As user demand for video data continues to increase sharply in cellular networks, new approaches are needed to dramatically expand network capacity. This paper has provided an overview of an approach explored by the University of Southern California as part of the industry-sponsored research program, video aware wireless networks (VAWN). The approach exploits a key feature of wireless video, namely, the high degree of (asynchronous) content reuse across users. To exploit this feature, we propose replacing expensive backhaul infrastructure with inexpensive caching capabilities. This can be realized in two ways: the use of femtocaching or dedicated helper nodes that cache popular files and serve nearby user requests, and the use of user devices themselves to cache and exchange files using device-to-device (D2D) communications. Simulations with realistic settings show that even for relatively low-density deployment of helper stations, throughput can be increased by a factor of five. D2D networks allow in many situations a throughput increase that is linear with the number of users (thus making the per-user throughput independent of the number of users). Simulations in realistic propagation channels, storage capacity settings, video popularity distributions, and user densities show that (for constant outage) the throughput can be two orders of magnitude or more higher than the state-of-the-art multicast systems.

A key issue in our caching approach is that of file placement. In the helper node approach, we show that the problem of minimizing average file downloading time in the uncoded-placement case (video-encoded files are cached directly on help nodes) is NP-complete but can be reformulated and is solvable as a monotone submodular function over matroid constraints. For the coded case (coded chunks of files are placed on different helper stations), optimum cache placement can be formulated and is solvable as a convex optimization problem. Also for the D2D approach, the question of which files to cache is key. Two approaches are deterministic caching in which a BS instructs devices which files to cache (i.e., the most popular and in a disjoint manner) and random caching in which each device randomly caches a set of files according to a probability mass function. It is remarkable that the simple random caching is not only optimum from a scaling law point of view, but also in numerical simulations provides throughputs that are close to the deterministic caching (which is ideal but difficult to realize for time-varying topologies).

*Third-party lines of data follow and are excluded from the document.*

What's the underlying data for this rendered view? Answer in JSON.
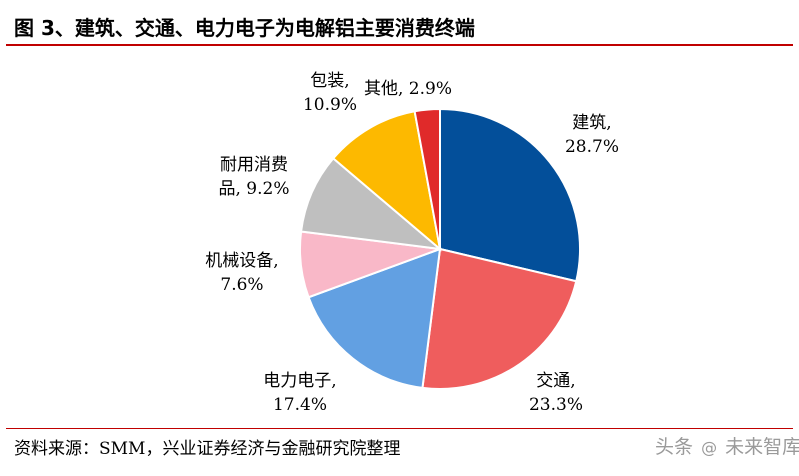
{
  "header": {
    "title": "图 3、建筑、交通、电力电子为电解铝主要消费终端"
  },
  "footer": {
    "source": "资料来源：SMM，兴业证券经济与金融研究院整理",
    "watermark_prefix": "头条",
    "watermark_name": "未来智库"
  },
  "chart_data": {
    "type": "pie",
    "title": "图 3、建筑、交通、电力电子为电解铝主要消费终端",
    "unit": "%",
    "start_angle": "12 o'clock",
    "direction": "clockwise",
    "slices": [
      {
        "name": "建筑",
        "value": 28.7,
        "label_line1": "建筑,",
        "label_line2": "28.7%",
        "color": "#034f9a"
      },
      {
        "name": "交通",
        "value": 23.3,
        "label_line1": "交通,",
        "label_line2": "23.3%",
        "color": "#ef5d5d"
      },
      {
        "name": "电力电子",
        "value": 17.4,
        "label_line1": "电力电子,",
        "label_line2": "17.4%",
        "color": "#62a0e2"
      },
      {
        "name": "机械设备",
        "value": 7.6,
        "label_line1": "机械设备,",
        "label_line2": "7.6%",
        "color": "#f9b8c8"
      },
      {
        "name": "耐用消费品",
        "value": 9.2,
        "label_line1": "耐用消费",
        "label_line2": "品, 9.2%",
        "color": "#bfbfbf"
      },
      {
        "name": "包装",
        "value": 10.9,
        "label_line1": "包装,",
        "label_line2": "10.9%",
        "color": "#fdb900"
      },
      {
        "name": "其他",
        "value": 2.9,
        "label_line1": "其他, 2.9%",
        "label_line2": "",
        "color": "#e02a2a"
      }
    ]
  }
}
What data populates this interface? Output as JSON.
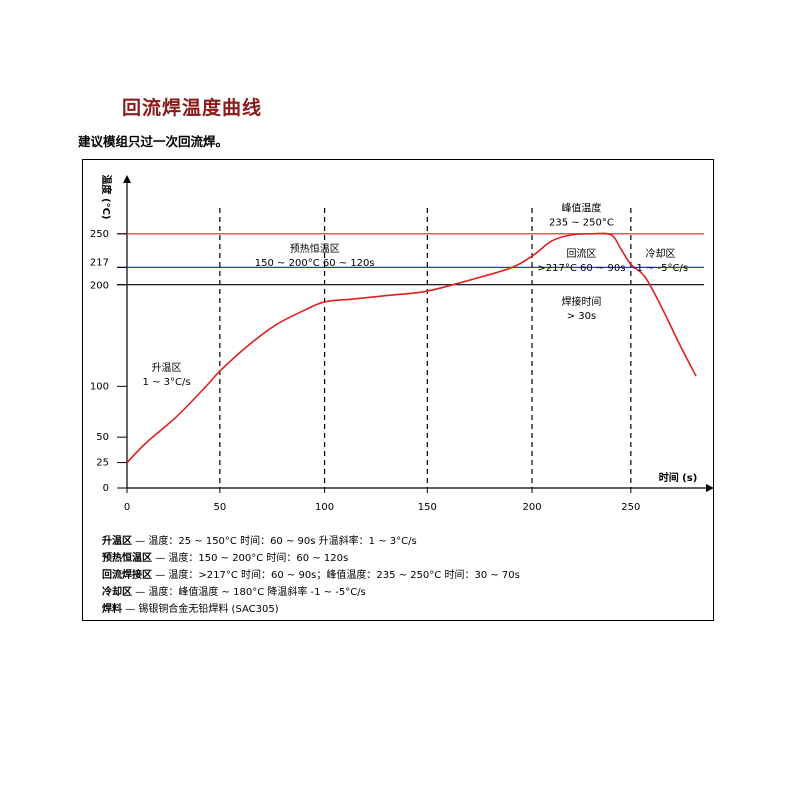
{
  "page": {
    "title": "回流焊温度曲线",
    "subtitle": "建议模组只过一次回流焊。"
  },
  "chart_data": {
    "type": "line",
    "title": "",
    "ylabel": "温度 (°C)",
    "xlabel": "时间 (s)",
    "xlim": [
      0,
      290
    ],
    "ylim": [
      0,
      300
    ],
    "y_ticks": [
      0,
      25,
      50,
      100,
      200,
      217,
      250
    ],
    "x_ticks": [
      0,
      50,
      100,
      150,
      200,
      250
    ],
    "phase_dividers": [
      47,
      100,
      152,
      205,
      255
    ],
    "reference_lines": [
      {
        "value": 250,
        "color": "#e02020"
      },
      {
        "value": 217,
        "color": "#2040c0"
      },
      {
        "value": 200,
        "color": "#000000"
      }
    ],
    "series": [
      {
        "color": "#e02020",
        "x": [
          0,
          10,
          25,
          40,
          47,
          60,
          75,
          90,
          100,
          115,
          130,
          150,
          165,
          180,
          195,
          205,
          215,
          225,
          235,
          245,
          250,
          255,
          262,
          270,
          280,
          288
        ],
        "y": [
          25,
          45,
          70,
          100,
          115,
          138,
          160,
          175,
          183,
          186,
          189,
          193,
          200,
          208,
          217,
          228,
          243,
          249,
          250,
          249,
          235,
          220,
          208,
          180,
          140,
          110
        ]
      }
    ],
    "annotations": [
      {
        "id": "ramp",
        "x": 20,
        "y": 115,
        "lines": [
          "升温区",
          "1 ~ 3°C/s"
        ]
      },
      {
        "id": "preheat",
        "x": 95,
        "y": 232,
        "lines": [
          "预热恒温区",
          "150 ~ 200°C    60 ~ 120s"
        ]
      },
      {
        "id": "peak",
        "x": 230,
        "y": 272,
        "lines": [
          "峰值温度",
          "235 ~ 250°C"
        ]
      },
      {
        "id": "reflow",
        "x": 230,
        "y": 227,
        "lines": [
          "回流区",
          ">217°C  60 ~ 90s"
        ]
      },
      {
        "id": "solder",
        "x": 230,
        "y": 180,
        "lines": [
          "焊接时间",
          "> 30s"
        ]
      },
      {
        "id": "cooling",
        "x": 270,
        "y": 227,
        "lines": [
          "冷却区",
          "-1 ~ -5°C/s"
        ]
      }
    ]
  },
  "legend": [
    {
      "term": "升温区",
      "text": "— 温度：25 ~ 150°C  时间：60 ~ 90s  升温斜率：1 ~ 3°C/s"
    },
    {
      "term": "预热恒温区",
      "text": "— 温度：150 ~ 200°C  时间：60 ~ 120s"
    },
    {
      "term": "回流焊接区",
      "text": "— 温度：>217°C  时间：60 ~ 90s；峰值温度：235 ~ 250°C  时间：30 ~ 70s"
    },
    {
      "term": "冷却区",
      "text": "— 温度：峰值温度 ~ 180°C  降温斜率 -1 ~ -5°C/s"
    },
    {
      "term": "焊料",
      "text": "— 锡银铜合金无铅焊料 (SAC305)"
    }
  ]
}
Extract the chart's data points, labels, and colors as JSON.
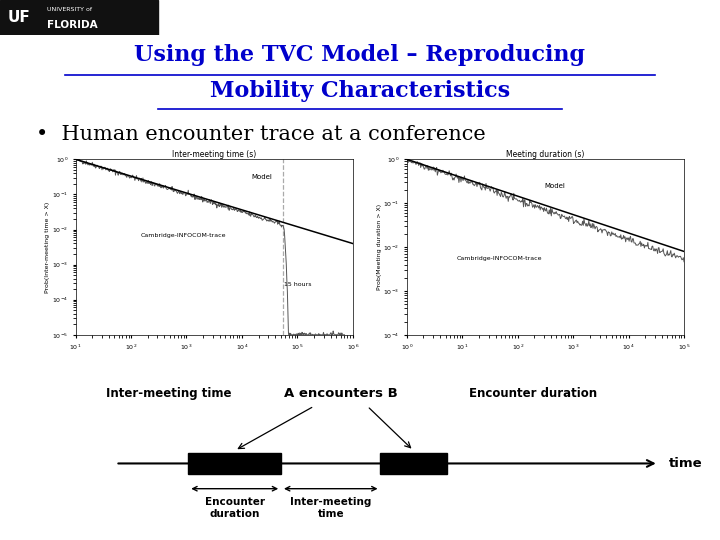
{
  "title_line1": "Using the TVC Model – Reproducing",
  "title_line2": "Mobility Characteristics",
  "bullet_text": "Human encounter trace at a conference",
  "header_bg_color": "#0000cc",
  "slide_bg_color": "#ffffff",
  "title_color": "#0000cc",
  "title_fontsize": 16,
  "bullet_fontsize": 15,
  "timeline_label_inter_meeting": "Inter-meeting time",
  "timeline_label_encounters": "A encounters B",
  "timeline_label_encounter_duration": "Encounter duration",
  "timeline_label_time": "time",
  "timeline_label_enc_dur_below": "Encounter\nduration",
  "timeline_label_inter_below": "Inter-meeting\ntime",
  "left_plot_title": "Inter-meeting time (s)",
  "left_plot_ylabel": "Prob(Inter-meeting time > X)",
  "left_plot_label1": "Model",
  "left_plot_label2": "Cambridge-INFOCOM-trace",
  "left_plot_annotation": "15 hours",
  "right_plot_title": "Meeting duration (s)",
  "right_plot_ylabel": "Prob(Meeting duration > X)",
  "right_plot_label1": "Model",
  "right_plot_label2": "Cambridge-INFOCOM-trace"
}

An important area of future work is that of predicting user requests. The effectiveness of caching schemes depends not only on the degree of content reuse, but also on our ability to understand and predict request behavior across clusters of users. Furthermore, the approach is predicated on a “time-scale decomposition,” namely, that request distributions change much more slowly (over days or weeks) than the time it takes to stream a video (minutes to a couple of hours). For femtocaching, it is noteworthy that the type of users (and thus the requests) within range of a helper station might change over the course of a day; more research on how such spatiotemporal aspects can be predicted and accommodated is required. Similarly, the impact of social networks on user preferences could be exploited. It is noteworthy that not exploiting the space-time correlation of the demands yields only loss of potential further performance gains over those already demonstrated here. In short, if we have a correlated demand process with Zipf first-order statistics, we could further gain by taking into account the correlation structure.

In the D2D sphere, research on new approaches for incentivizing users to participate in cooperative caching schemes is needed. Both femtocaching and D2D caching schemes would benefit from research into multihop cache retrieval schemes and PHY schemes that better exploit advances in wireless communication technology (e.g., multiuser MIMO). In the D2D area, we are/will be investigating how to optimize neighbor discovery, estimating channel conditions and then using the information to make scheduling optimizations, and transmission schemes closely tuned to existing communications standards like WiFi Direct.

Conflict of Interests

The authors declare that there is no conflict of interests regarding the publication of this paper.